No último dia 11 de novembro, o pai de uma criança regularmente matriculada na EMEI Antonio Bento, no bairro do Caxingui, distrito do Butantã, na cidade de São Paulo, ao buscar sua filha no horário da saída, percebeu que ela levava para casa a ilustração da Orixá Iansã que havia sido desenvolvida em uma atividade durante o período de aula.

O pai da criança, sargento da polícia militar, retornou à escola no mesmo dia para tomar satisfação com a educadora responsável pela turma de sua filha. Ao questionar os motivos pelos quais ela havia apresentado para a turma, nos termos do referido pai, temáticas vinculadas à Umbanda, rasgou o desenho da própria filha na frente das demais crianças. A professora, sentindo-se ameaçada, solicitou a presença da diretora da unidade escolar, a professora Aline Aparecida Floriano Nogueira, para que ambas pudessem explicar ao pai os objetivos da atividade pedagógica desenvolvida.

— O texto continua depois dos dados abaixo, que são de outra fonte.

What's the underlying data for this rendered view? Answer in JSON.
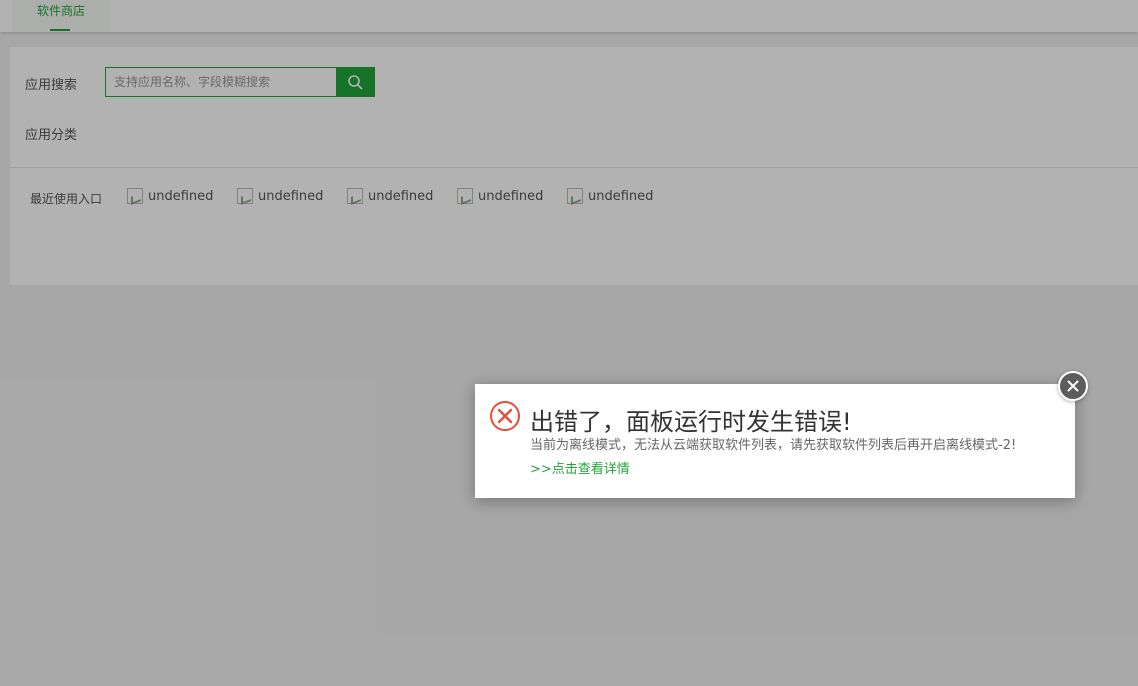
{
  "tabs": [
    {
      "label": "软件商店",
      "active": true
    }
  ],
  "search": {
    "label": "应用搜索",
    "placeholder": "支持应用名称、字段模糊搜索",
    "value": ""
  },
  "category": {
    "label": "应用分类"
  },
  "recent": {
    "label": "最近使用入口",
    "items": [
      "undefined",
      "undefined",
      "undefined",
      "undefined",
      "undefined"
    ]
  },
  "dialog": {
    "title": "出错了，面板运行时发生错误!",
    "message": "当前为离线模式，无法从云端获取软件列表，请先获取软件列表后再开启离线模式-2!",
    "link": ">>点击查看详情"
  },
  "colors": {
    "accent": "#20a53a",
    "error": "#e74c3c"
  },
  "icons": {
    "search": "search-icon",
    "error": "error-circle-icon",
    "close": "close-icon",
    "broken_image": "broken-image-icon"
  }
}
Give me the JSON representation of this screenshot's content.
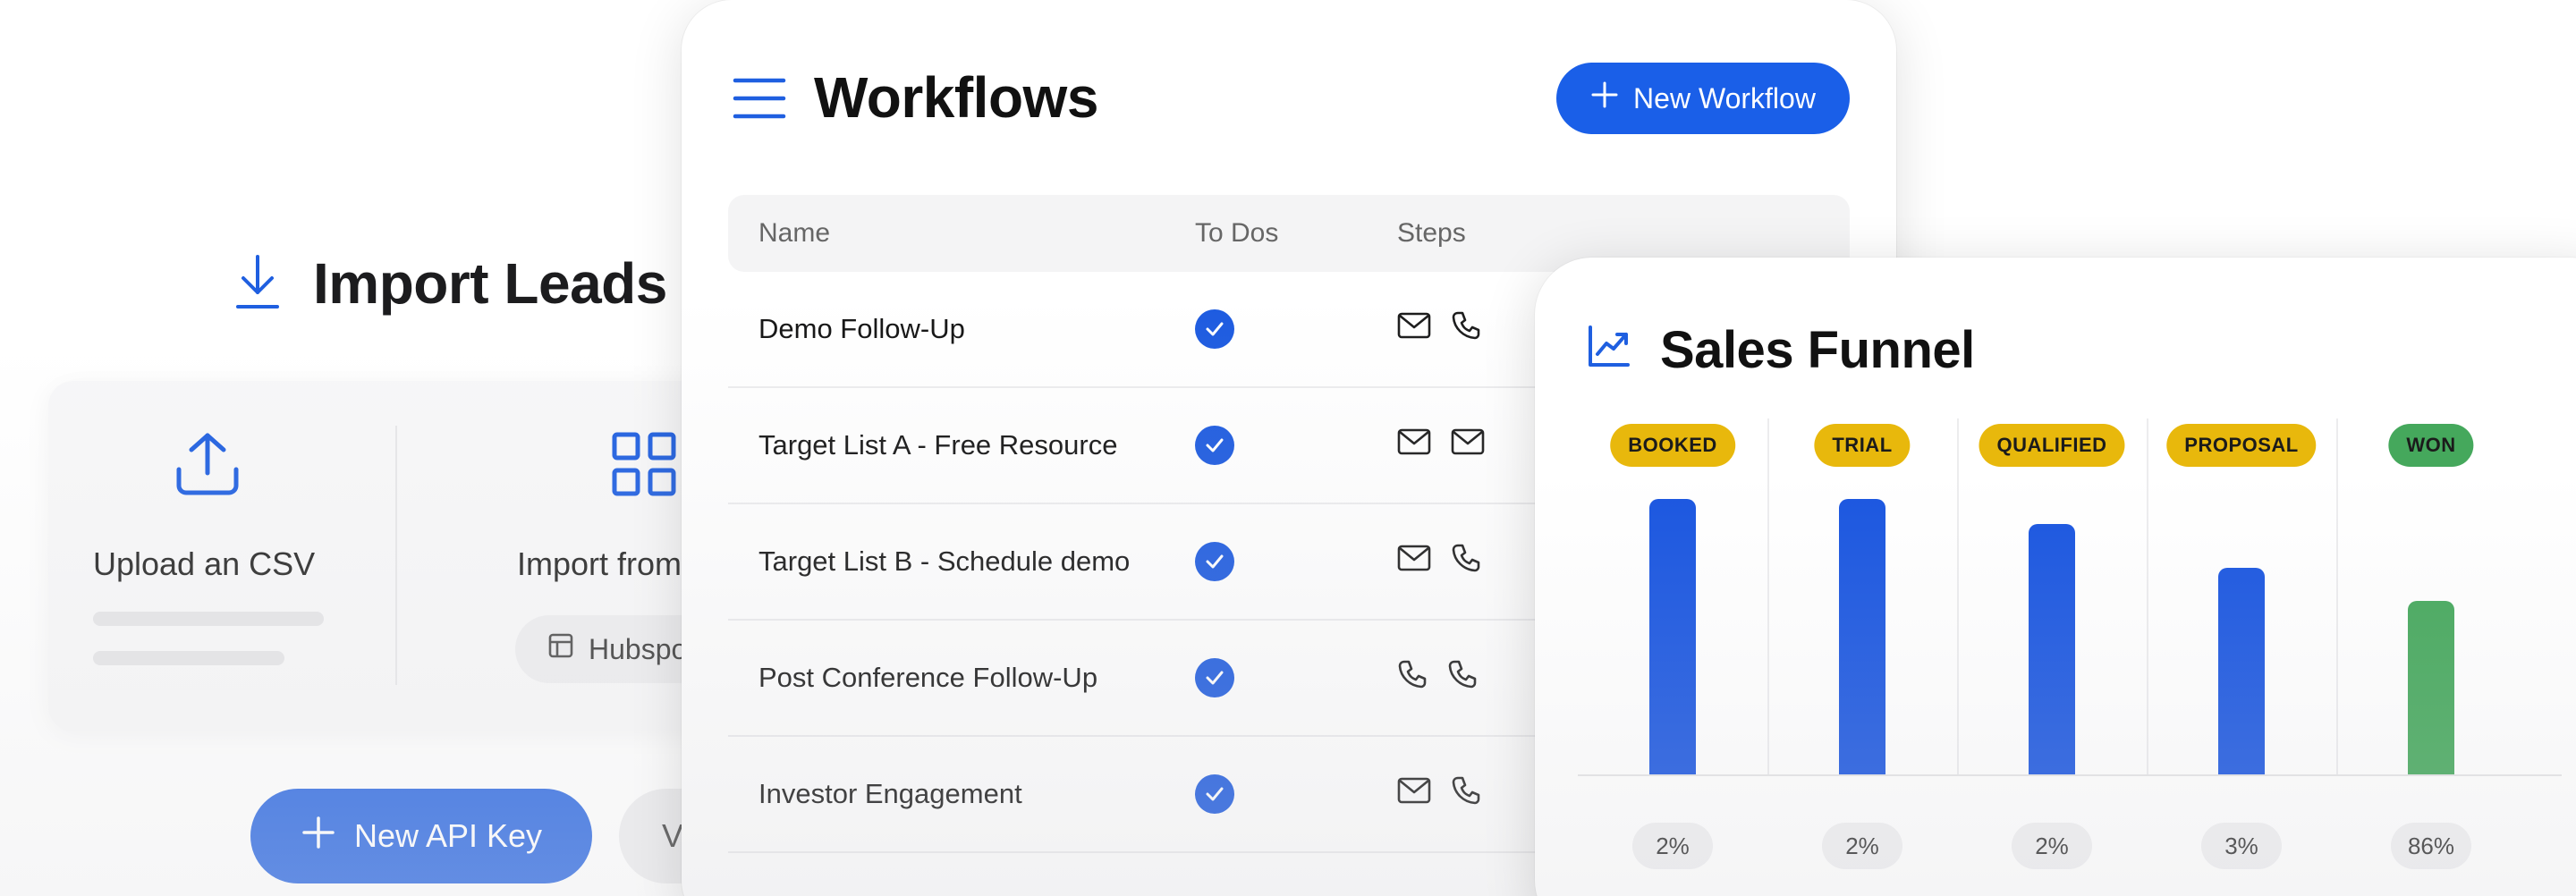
{
  "import_leads": {
    "title": "Import Leads",
    "upload_label": "Upload an CSV",
    "import_label": "Import from C",
    "crm_select": "Hubspot",
    "new_api_key_label": "New API Key",
    "secondary_button_label": "V"
  },
  "workflows": {
    "title": "Workflows",
    "new_button_label": "New Workflow",
    "columns": [
      "Name",
      "To Dos",
      "Steps"
    ],
    "rows": [
      {
        "name": "Demo Follow-Up",
        "todo": true,
        "steps": [
          "mail-icon",
          "phone-icon"
        ]
      },
      {
        "name": "Target List A - Free Resource",
        "todo": true,
        "steps": [
          "mail-icon",
          "mail-icon"
        ]
      },
      {
        "name": "Target List B - Schedule demo",
        "todo": true,
        "steps": [
          "mail-icon",
          "phone-icon"
        ]
      },
      {
        "name": "Post Conference Follow-Up",
        "todo": true,
        "steps": [
          "phone-icon",
          "phone-icon"
        ]
      },
      {
        "name": "Investor Engagement",
        "todo": true,
        "steps": [
          "mail-icon",
          "phone-icon"
        ]
      }
    ]
  },
  "sales_funnel": {
    "title": "Sales Funnel",
    "colors": {
      "yellow": "#e8b80c",
      "green": "#45a85c",
      "blue": "#1a56e0"
    }
  },
  "chart_data": {
    "type": "bar",
    "title": "Sales Funnel",
    "categories": [
      "BOOKED",
      "TRIAL",
      "QUALIFIED",
      "PROPOSAL",
      "WON"
    ],
    "values": [
      100,
      100,
      91,
      75,
      63
    ],
    "percent_labels": [
      "2%",
      "2%",
      "2%",
      "3%",
      "86%"
    ],
    "bar_colors": [
      "#1a56e0",
      "#1a56e0",
      "#1a56e0",
      "#1a56e0",
      "#45a85c"
    ],
    "badge_colors": [
      "#e8b80c",
      "#e8b80c",
      "#e8b80c",
      "#e8b80c",
      "#45a85c"
    ],
    "ylim": [
      0,
      100
    ],
    "grid": false
  }
}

A diretora da escola, Aline Nogueira, explicou que a atividade desenvolvida pela professora foi a leitura do livro “Ciranda em Aruanda”, de autoria de Liu Olivina, cuja intenção foi introduzir as crianças ao universo das mitologias afro-brasileiras e, portanto, dos Orixás; que a atividade se inscrevia entre outras desenvolvidas pela unidade, cujo objetivo era ensinar sobre as contribuições da população negra para a sociedade brasileira com a finalidade de formação de cidadãos antirracistas. Tudo isso amparado pelo que se denomina Educação para as Relações Étnico-Raciais.

Compreendendo que o pai da criança permanecia insatisfeito com as explicações, a diretora da escola orientou o mesmo que formalizasse sua insatisfação ao Conselho de Escola que se reuniria no dia seguinte. Entretanto, no dia 12 de novembro, quatro policiais militares armados, um deles portando uma metralhadora, invadiram a escola sob a justificativa de terem recebido denúncia de que a instituição estava constrangendo as crianças por meio da prática do ensino religioso.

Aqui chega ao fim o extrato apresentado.